Reconnecting with the Natural World Brian Webster

 

BRIAN’S NATURE DIARY FOR MARCH 2010

 

‘No newts is definitely not good newts.’

There, I feel better after getting that off my chest. Seriously, along with their cousins the frogs and toads, our three species of newts do seem to be getting steadily scarcer, though it has to be said that, with the possible exception of the natterjack toad, none of them is actually endangered.

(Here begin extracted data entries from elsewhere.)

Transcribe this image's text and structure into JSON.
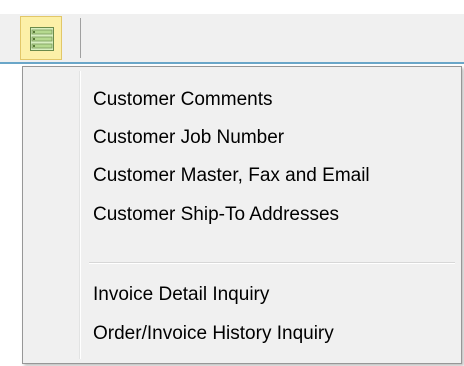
{
  "toolbar": {
    "menu_button_icon": "list-menu-icon",
    "colors": {
      "button_bg": "#fcf0a8",
      "accent_line": "#6aa6c8"
    }
  },
  "dropdown": {
    "group1": [
      {
        "label": "Customer Comments"
      },
      {
        "label": "Customer Job Number"
      },
      {
        "label": "Customer Master, Fax and Email"
      },
      {
        "label": "Customer Ship-To Addresses"
      }
    ],
    "group2": [
      {
        "label": "Invoice Detail Inquiry"
      },
      {
        "label": "Order/Invoice History Inquiry"
      }
    ]
  }
}
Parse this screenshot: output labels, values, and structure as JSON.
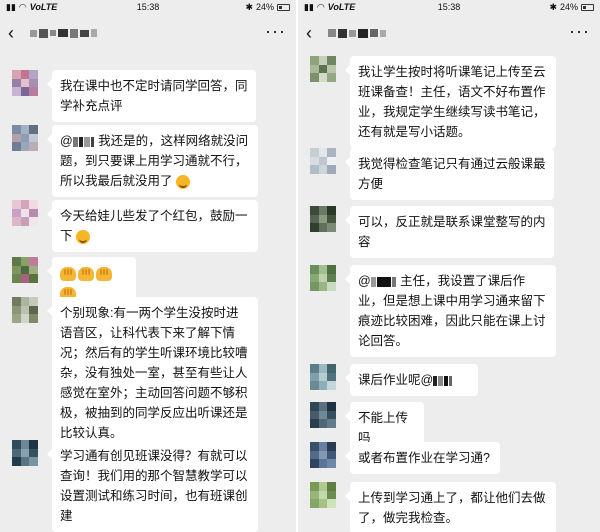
{
  "status_bar": {
    "carrier": "VoLTE",
    "time": "15:38",
    "battery": "24%"
  },
  "header": {
    "more_label": "···"
  },
  "left_messages": [
    {
      "text": "我在课中也不定时请同学回答，同学补充点评"
    },
    {
      "mention": "@",
      "text": " 我还是的，这样网络就没问题，到只要课上用学习通就不行，所以我最后就没用了"
    },
    {
      "text": "今天给娃儿些发了个红包，鼓励一下"
    },
    {
      "text": ""
    },
    {
      "text": "个别现象:有一两个学生没按时进语音区，让科代表下来了解下情况；然后有的学生听课环境比较嘈杂，没有独处一室，甚至有些让人感觉在室外；主动回答问题不够积极，被抽到的同学反应出听课还是比较认真。"
    },
    {
      "text": "学习通有创见班课没得？有就可以查询！我们用的那个智慧教学可以设置测试和练习时间，也有班课创建"
    }
  ],
  "right_messages": [
    {
      "text": "我让学生按时将听课笔记上传至云班课备查！主任，语文不好布置作业，我规定学生继续写读书笔记，还有就是写小话题。"
    },
    {
      "text": "我觉得检查笔记只有通过云般课最方便"
    },
    {
      "text": "可以，反正就是联系课堂整写的内容"
    },
    {
      "mention": "@",
      "text": " 主任，我设置了课后作业，但是想上课中用学习通来留下痕迹比较困难，因此只能在课上讨论回答。"
    },
    {
      "text": "课后作业呢@"
    },
    {
      "text": "不能上传吗"
    },
    {
      "text": "或者布置作业在学习通?"
    },
    {
      "text": "上传到学习通上了，都让他们去做了，做完我检查。"
    }
  ],
  "colors": {
    "chat_bg": "#ededed",
    "bubble": "#ffffff"
  }
}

At a glance they may look like lizards but they are in no way related. For one thing they tend to have smooth skins with a slightly soapy feel about them, and for this reason they are hard to pick up and hold. Lizards are able to thrive in warm dry habitats, whereas our newts need to keep their skins moist, otherwise they quickly dessicate and die. So they are rarely seen out in the open, especially in hot weather. And they are utterly dependent upon the water in which to breed.

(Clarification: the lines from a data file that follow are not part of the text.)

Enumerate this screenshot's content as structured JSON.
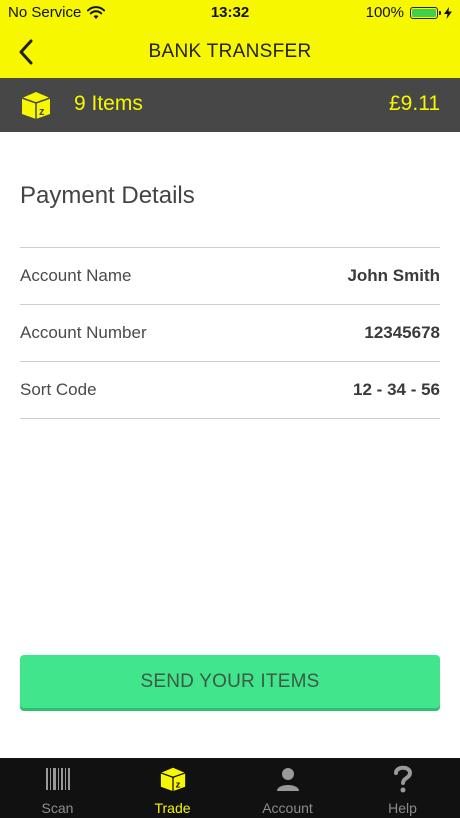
{
  "status_bar": {
    "carrier": "No Service",
    "time": "13:32",
    "battery": "100%"
  },
  "nav": {
    "title": "BANK TRANSFER",
    "back_icon": "chevron-left-icon"
  },
  "summary": {
    "items_label": "9 Items",
    "total": "£9.11",
    "icon": "box-icon"
  },
  "payment": {
    "title": "Payment Details",
    "rows": [
      {
        "label": "Account Name",
        "value": "John Smith"
      },
      {
        "label": "Account Number",
        "value": "12345678"
      },
      {
        "label": "Sort Code",
        "value": "12 - 34 - 56"
      }
    ]
  },
  "actions": {
    "send_label": "SEND YOUR ITEMS"
  },
  "tabs": [
    {
      "label": "Scan",
      "icon": "barcode-icon",
      "active": false
    },
    {
      "label": "Trade",
      "icon": "box-icon",
      "active": true
    },
    {
      "label": "Account",
      "icon": "person-icon",
      "active": false
    },
    {
      "label": "Help",
      "icon": "question-icon",
      "active": false
    }
  ],
  "colors": {
    "brand_yellow": "#f7f700",
    "dark_bar": "#474747",
    "button_green": "#41e58b",
    "tab_bar": "#111111"
  }
}
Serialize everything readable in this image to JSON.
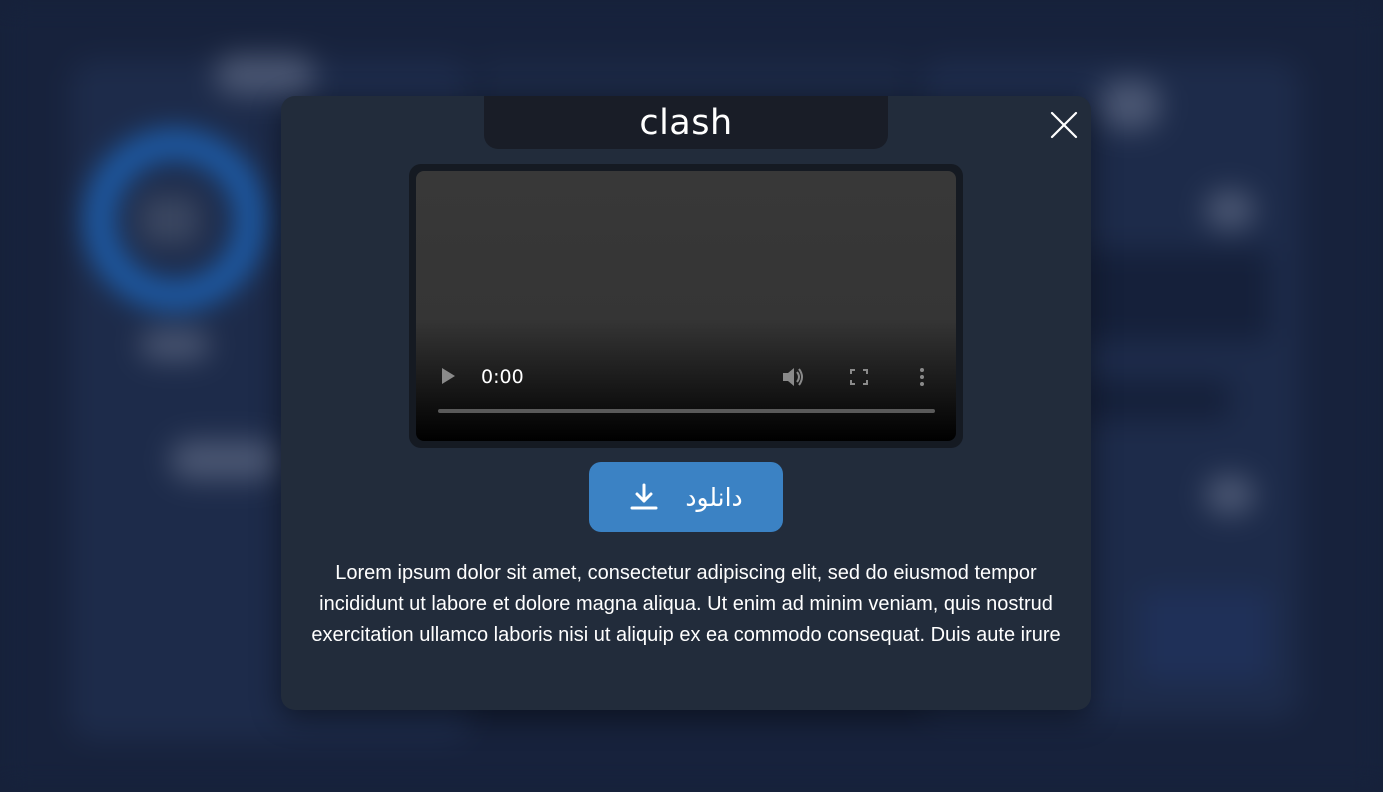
{
  "modal": {
    "title": "clash",
    "close_icon": "close-icon",
    "video": {
      "time": "0:00",
      "progress_fraction": 0.0,
      "controls": [
        "play-icon",
        "volume-icon",
        "fullscreen-icon",
        "more-vert-icon"
      ]
    },
    "download": {
      "label": "دانلود",
      "icon": "download-icon",
      "color": "#3b82c4"
    },
    "description": "Lorem ipsum dolor sit amet, consectetur adipiscing elit, sed do eiusmod tempor incididunt ut labore et dolore magna aliqua. Ut enim ad minim veniam, quis nostrud exercitation ullamco laboris nisi ut aliquip ex ea commodo consequat. Duis aute irure"
  }
}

Because they hide away in damp places they are not often seen, and for only about four months of the year are they to be found in the water, where they return annually to mate and to lay eggs.

The commonest of our newts, especially in the lowlands, tends to be the smooth species. Often found in garden ponds, it is no more than four inches or so long. The male is a handsome-looking beast (for a newt) with a long unbroken crest reaching along his back and tail from behind the head. Generously spotted with black, and highlighted with touches of orange and yellow, he must look the business to the smaller females, which are a pale earth-brown in colour. Courtship (yes really!) takes place under water, and involves the male quivering his body, curved with the tail towards the female, so that he wafts his male scent towards her. Quite heady stuff this, isn’t it!

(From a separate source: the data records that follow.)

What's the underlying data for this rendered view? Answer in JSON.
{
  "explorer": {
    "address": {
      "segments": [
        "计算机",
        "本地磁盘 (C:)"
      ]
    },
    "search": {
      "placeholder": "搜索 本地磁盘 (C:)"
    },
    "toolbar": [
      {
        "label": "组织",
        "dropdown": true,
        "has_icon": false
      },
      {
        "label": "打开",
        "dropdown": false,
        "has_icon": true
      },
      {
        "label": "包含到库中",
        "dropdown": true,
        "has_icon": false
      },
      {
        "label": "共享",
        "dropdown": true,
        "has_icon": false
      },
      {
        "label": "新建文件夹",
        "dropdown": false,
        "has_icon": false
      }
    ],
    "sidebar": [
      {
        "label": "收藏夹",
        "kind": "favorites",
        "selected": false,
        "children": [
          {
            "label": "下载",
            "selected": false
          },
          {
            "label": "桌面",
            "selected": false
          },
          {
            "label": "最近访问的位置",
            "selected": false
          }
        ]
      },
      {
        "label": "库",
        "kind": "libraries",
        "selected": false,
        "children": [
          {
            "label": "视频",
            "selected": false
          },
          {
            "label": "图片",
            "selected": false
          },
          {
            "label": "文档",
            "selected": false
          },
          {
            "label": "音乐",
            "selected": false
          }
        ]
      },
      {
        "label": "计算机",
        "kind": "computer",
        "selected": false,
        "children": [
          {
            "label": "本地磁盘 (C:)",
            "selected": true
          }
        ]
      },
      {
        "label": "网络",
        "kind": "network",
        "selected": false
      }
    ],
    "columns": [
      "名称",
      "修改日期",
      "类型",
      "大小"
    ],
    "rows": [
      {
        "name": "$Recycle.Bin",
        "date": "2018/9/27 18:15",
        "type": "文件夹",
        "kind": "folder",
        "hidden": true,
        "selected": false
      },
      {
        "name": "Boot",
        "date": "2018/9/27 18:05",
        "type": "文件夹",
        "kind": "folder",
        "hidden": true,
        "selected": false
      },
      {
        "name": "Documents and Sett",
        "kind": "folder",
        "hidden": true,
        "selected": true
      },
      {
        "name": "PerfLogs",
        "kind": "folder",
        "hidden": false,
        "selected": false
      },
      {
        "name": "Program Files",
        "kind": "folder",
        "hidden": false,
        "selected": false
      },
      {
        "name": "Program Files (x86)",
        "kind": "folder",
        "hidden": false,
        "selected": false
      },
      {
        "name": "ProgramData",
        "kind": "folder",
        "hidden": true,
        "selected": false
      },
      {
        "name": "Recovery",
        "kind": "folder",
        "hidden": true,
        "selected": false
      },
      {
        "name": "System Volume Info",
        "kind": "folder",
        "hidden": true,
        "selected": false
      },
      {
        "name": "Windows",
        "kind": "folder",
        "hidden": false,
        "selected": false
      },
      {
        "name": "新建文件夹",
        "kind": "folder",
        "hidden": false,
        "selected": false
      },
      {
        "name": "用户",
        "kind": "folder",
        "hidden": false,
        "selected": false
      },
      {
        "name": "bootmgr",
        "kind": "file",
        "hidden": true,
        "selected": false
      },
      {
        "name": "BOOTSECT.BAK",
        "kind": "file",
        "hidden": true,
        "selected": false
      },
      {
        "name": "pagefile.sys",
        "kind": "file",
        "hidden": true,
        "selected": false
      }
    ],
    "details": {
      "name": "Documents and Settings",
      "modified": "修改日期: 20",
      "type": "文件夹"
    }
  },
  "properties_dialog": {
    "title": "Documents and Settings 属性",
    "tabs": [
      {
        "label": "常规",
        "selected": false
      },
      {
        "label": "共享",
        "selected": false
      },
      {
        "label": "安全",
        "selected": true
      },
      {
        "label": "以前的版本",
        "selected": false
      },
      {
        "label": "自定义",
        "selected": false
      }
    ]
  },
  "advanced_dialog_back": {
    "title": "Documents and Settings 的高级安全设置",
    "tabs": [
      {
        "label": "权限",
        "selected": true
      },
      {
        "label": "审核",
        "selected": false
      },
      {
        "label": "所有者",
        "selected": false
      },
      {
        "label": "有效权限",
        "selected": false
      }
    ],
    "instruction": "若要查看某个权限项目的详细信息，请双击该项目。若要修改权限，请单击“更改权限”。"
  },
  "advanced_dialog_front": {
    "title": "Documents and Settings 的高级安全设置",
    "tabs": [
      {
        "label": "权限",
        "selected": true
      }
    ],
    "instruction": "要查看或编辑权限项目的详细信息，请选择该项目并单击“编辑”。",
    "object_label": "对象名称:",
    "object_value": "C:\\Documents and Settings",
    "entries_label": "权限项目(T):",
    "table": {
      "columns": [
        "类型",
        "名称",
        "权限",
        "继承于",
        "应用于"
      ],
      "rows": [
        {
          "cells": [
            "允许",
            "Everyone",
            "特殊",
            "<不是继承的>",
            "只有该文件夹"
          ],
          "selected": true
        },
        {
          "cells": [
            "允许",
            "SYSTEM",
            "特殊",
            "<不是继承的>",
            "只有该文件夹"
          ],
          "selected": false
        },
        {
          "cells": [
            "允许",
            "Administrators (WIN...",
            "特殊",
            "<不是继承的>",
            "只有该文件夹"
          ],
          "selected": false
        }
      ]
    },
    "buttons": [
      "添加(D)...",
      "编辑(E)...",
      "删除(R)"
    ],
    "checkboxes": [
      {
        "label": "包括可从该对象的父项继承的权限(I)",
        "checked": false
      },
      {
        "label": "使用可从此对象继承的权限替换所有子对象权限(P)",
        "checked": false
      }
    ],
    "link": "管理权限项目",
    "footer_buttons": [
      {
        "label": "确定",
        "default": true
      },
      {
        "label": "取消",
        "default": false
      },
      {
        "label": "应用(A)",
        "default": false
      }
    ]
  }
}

Unlike the frogs and toads, which lay their eggs in clusters or in long strings, the female lays her eggs singly upon water plants, carefully wrapping each one with her hind feet in a leaf to conceal it from would-be predators. The tadpole is like a miniature version of its parent, except for two distinctive tufts of feathery gills, which stick out from either side of the head.

The great crested or warty newt is the largest of our species, and is the one specifically protected by law. The impressive male is mainly black on its back, with a warty skin, jagged crest, spotted and more highly coloured below than the smooth species. Altogether a more spectacular beast. The female too is smaller, similarly coloured, but larger than the smooth newt.

It prefers unpolluted farm or field ponds, although it occasionally turns up in garden pools. Here in Northamptonshire there are large colonies around Naseby, in field ponds created where the hurried mass burials of dead soldiers after the Great Civil War battle of 1645, led to subsidence as they decayed. These hollows filled with water, creating an ideal habitat for the newts!

The palmate newt is the least common and also the smallest species, often only about three inches long. It lack the bright colours of the other two species and has the hind toes webbed, while the end of the male’s tail looks as if it has been chopped off, leaving just a slender thread behind.  The books tell us it is found mainly in the uplands, but as a boy I have netted it (too many years ago) in pools along a dried-up river bed near Northampton, while others have seen it at Higham Ferrers.

In July and August newts leave the water. Their skins thicken and they seek places to spend the winter. Under stones and logs, and deep within crevices where the air is constantly moist are likely places. I have found them by the hundreds in a damp cellar in Gloucester.

Needless to say newts are totally harmless. They have no teeth and feed entirely on small creatures they can seize and swallow. I once kept a male smooth newt which must have mistaken the end of my little finger as food while I was cleaning out his tank. I hadn’t realised until I removed my hand and there he was, clinging forlornly by his mouth. I cannot even claim that he gave me a nasty suck!